Asked about the participation of Mother Dolores Hart in the documentary, Jeffrey Schwarz understood it was kind of a shock to first see her in the film but she's friends with Tab and Allan. Hart wanted to be a nun but she also wanted to be an actress. She consulted with some other nuns and they told her to be an actress first and then be a nun. She did movies first, with Elvis Presley—she was in Where the Boys Are (drawing question marks in the sand with George Hamilton)—before becoming a nun. She had a powerful aura around her when he interviewed her, something he's never felt with anyone else, and he loved how accepting she was of Tab. Through her commentary, Schwarz was able to include Tab's spirituality on screen to show how important his religion is to him; something you don't often see presented in a positive way.

"Mother Dolores is a terrific woman," Hunter affirmed. She was in Los Angeles on tour with her book, Hunter and Glaser attended the booksigning, and he asked if she would participate with the documentary. "I would love that," she responded, and Glaser immediately sent a car for her and brought her over. Schwarz advised that she's still a voting member of the Academy. Hunter joked, "I always wondered when they sent her a lot of schlock if she and all the nuns sit around watching it?!"

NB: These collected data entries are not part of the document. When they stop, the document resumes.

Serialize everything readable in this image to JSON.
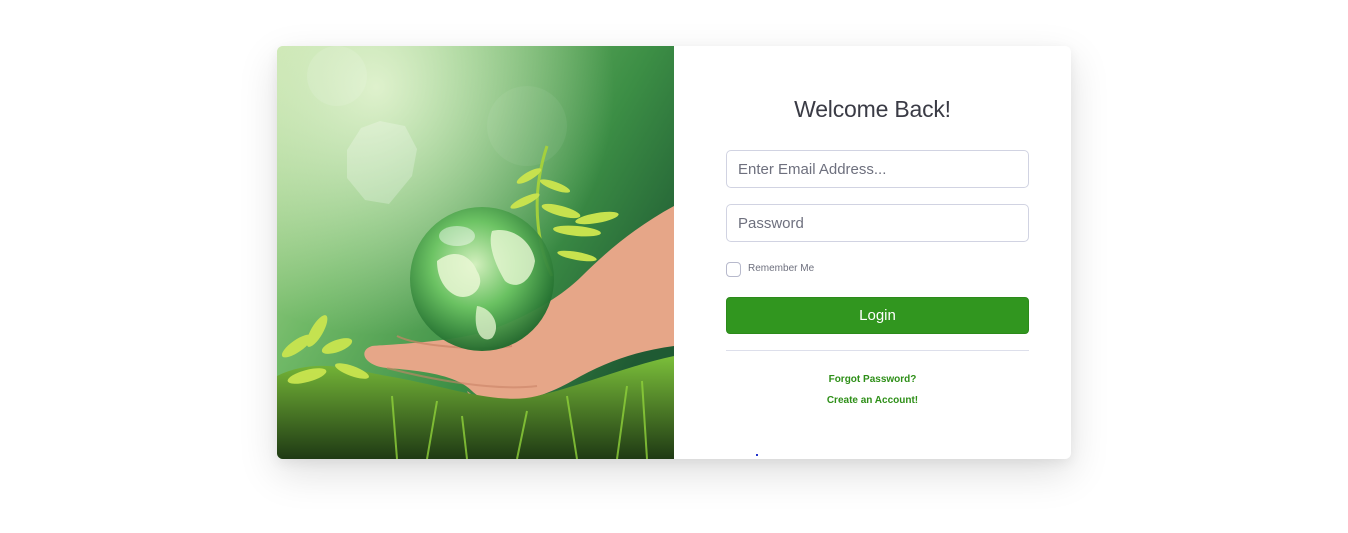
{
  "login": {
    "title": "Welcome Back!",
    "email_placeholder": "Enter Email Address...",
    "password_placeholder": "Password",
    "remember_label": "Remember Me",
    "login_label": "Login",
    "forgot_label": "Forgot Password?",
    "create_label": "Create an Account!"
  },
  "image": {
    "subject": "hands-holding-glass-globe-with-fern",
    "colors": {
      "forest_green": "#3f8f3a",
      "light_green": "#9ed36a",
      "moss": "#3e6b1f",
      "skin": "#e8a98a"
    }
  },
  "colors": {
    "accent": "#31961f",
    "link": "#2e8f18",
    "title": "#3a3b45",
    "border": "#d1d3e2"
  }
}
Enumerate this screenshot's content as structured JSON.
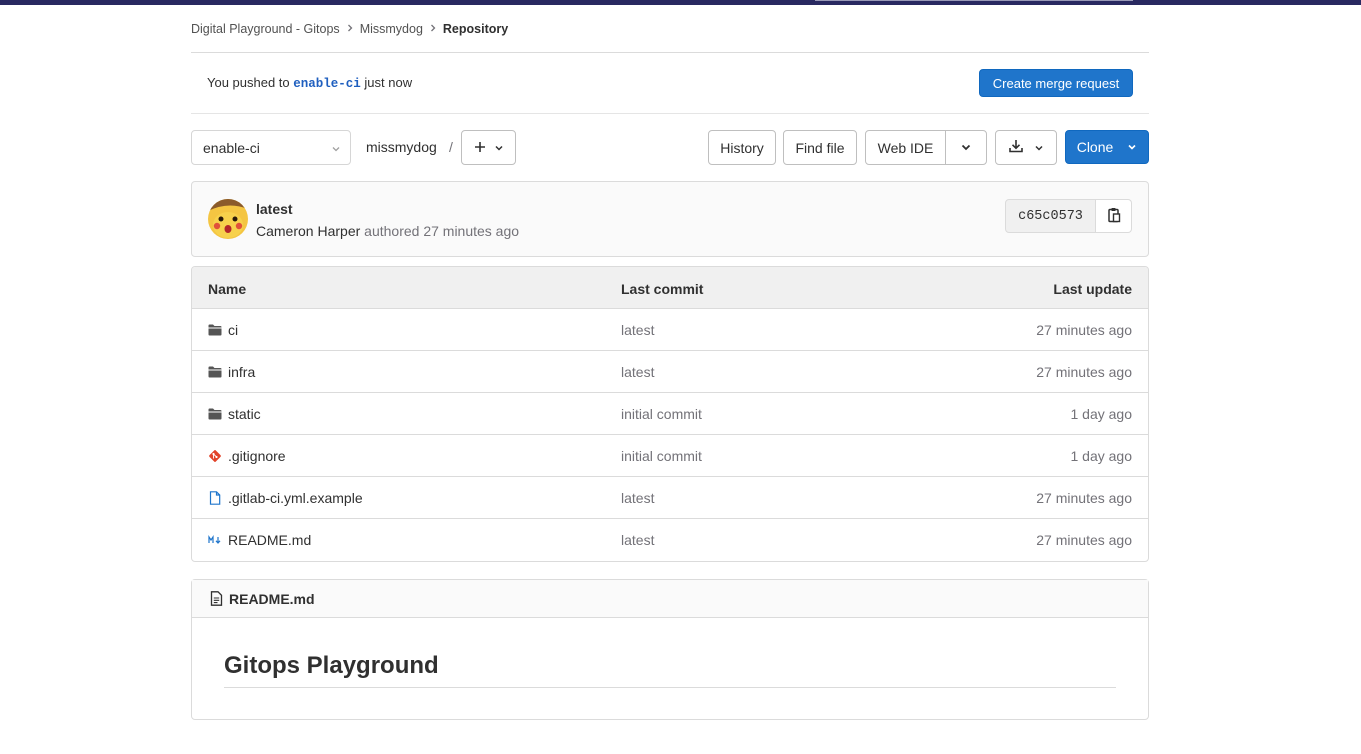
{
  "breadcrumb": {
    "items": [
      "Digital Playground - Gitops",
      "Missmydog"
    ],
    "current": "Repository"
  },
  "push_banner": {
    "prefix": "You pushed to ",
    "branch": "enable-ci",
    "suffix": " just now",
    "button": "Create merge request"
  },
  "toolbar": {
    "branch": "enable-ci",
    "path": "missmydog",
    "path_sep": "/",
    "history": "History",
    "find_file": "Find file",
    "web_ide": "Web IDE",
    "clone": "Clone"
  },
  "commit": {
    "title": "latest",
    "author": "Cameron Harper",
    "meta": " authored 27 minutes ago",
    "sha": "c65c0573"
  },
  "table": {
    "headers": {
      "name": "Name",
      "last_commit": "Last commit",
      "last_update": "Last update"
    },
    "rows": [
      {
        "name": "ci",
        "icon": "folder-icon",
        "commit": "latest",
        "updated": "27 minutes ago"
      },
      {
        "name": "infra",
        "icon": "folder-icon",
        "commit": "latest",
        "updated": "27 minutes ago"
      },
      {
        "name": "static",
        "icon": "folder-icon",
        "commit": "initial commit",
        "updated": "1 day ago"
      },
      {
        "name": ".gitignore",
        "icon": "git-icon",
        "commit": "initial commit",
        "updated": "1 day ago"
      },
      {
        "name": ".gitlab-ci.yml.example",
        "icon": "file-icon",
        "commit": "latest",
        "updated": "27 minutes ago"
      },
      {
        "name": "README.md",
        "icon": "markdown-icon",
        "commit": "latest",
        "updated": "27 minutes ago"
      }
    ]
  },
  "readme": {
    "filename": "README.md",
    "heading": "Gitops Playground"
  },
  "colors": {
    "primary": "#1f75cb",
    "topbar": "#292961",
    "git_icon": "#e24329",
    "file_icon": "#1f75cb"
  }
}
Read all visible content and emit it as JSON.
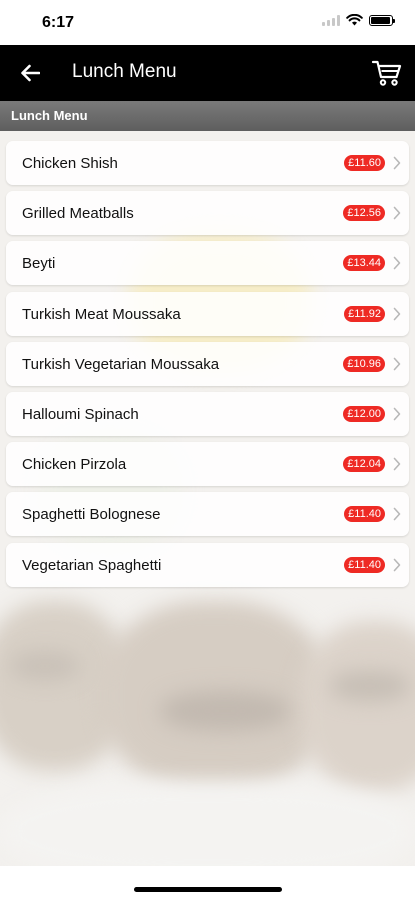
{
  "status_bar": {
    "time": "6:17"
  },
  "nav": {
    "title": "Lunch Menu"
  },
  "section": {
    "header": "Lunch Menu"
  },
  "menu": {
    "items": [
      {
        "name": "Chicken Shish",
        "price": "£11.60"
      },
      {
        "name": "Grilled Meatballs",
        "price": "£12.56"
      },
      {
        "name": "Beyti",
        "price": "£13.44"
      },
      {
        "name": "Turkish Meat Moussaka",
        "price": "£11.92"
      },
      {
        "name": "Turkish Vegetarian Moussaka",
        "price": "£10.96"
      },
      {
        "name": "Halloumi Spinach",
        "price": "£12.00"
      },
      {
        "name": "Chicken Pirzola",
        "price": "£12.04"
      },
      {
        "name": "Spaghetti Bolognese",
        "price": "£11.40"
      },
      {
        "name": "Vegetarian Spaghetti",
        "price": "£11.40"
      }
    ]
  },
  "colors": {
    "nav_background": "#000000",
    "section_header": "#6a6a6a",
    "price_badge": "#ee2a24"
  },
  "icons": {
    "back": "arrow-left-icon",
    "cart": "cart-icon",
    "row_chevron": "chevron-right-icon"
  }
}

With regard to how he adapted the book for the film, Schwarz recounted that the first cut was four hours or so because there was just so much beautifully detailed material in the book to follow up on. They interviewed 50-60 people. But they couldn't use it all, including stories about Tab's working with Tallulah Bankhead on off-Broadway, and one of his being taken to trial by his neighbors on false accusations of animal cruelty. There was insane, crazy, very moving stuff in the book, but a movie can only be 90 minutes. Schwarz is grateful to Muller and Hunter for starting the process all those years ago. The good news is that the book has just reappeared as No. 9 on the New York Times bestsellers list.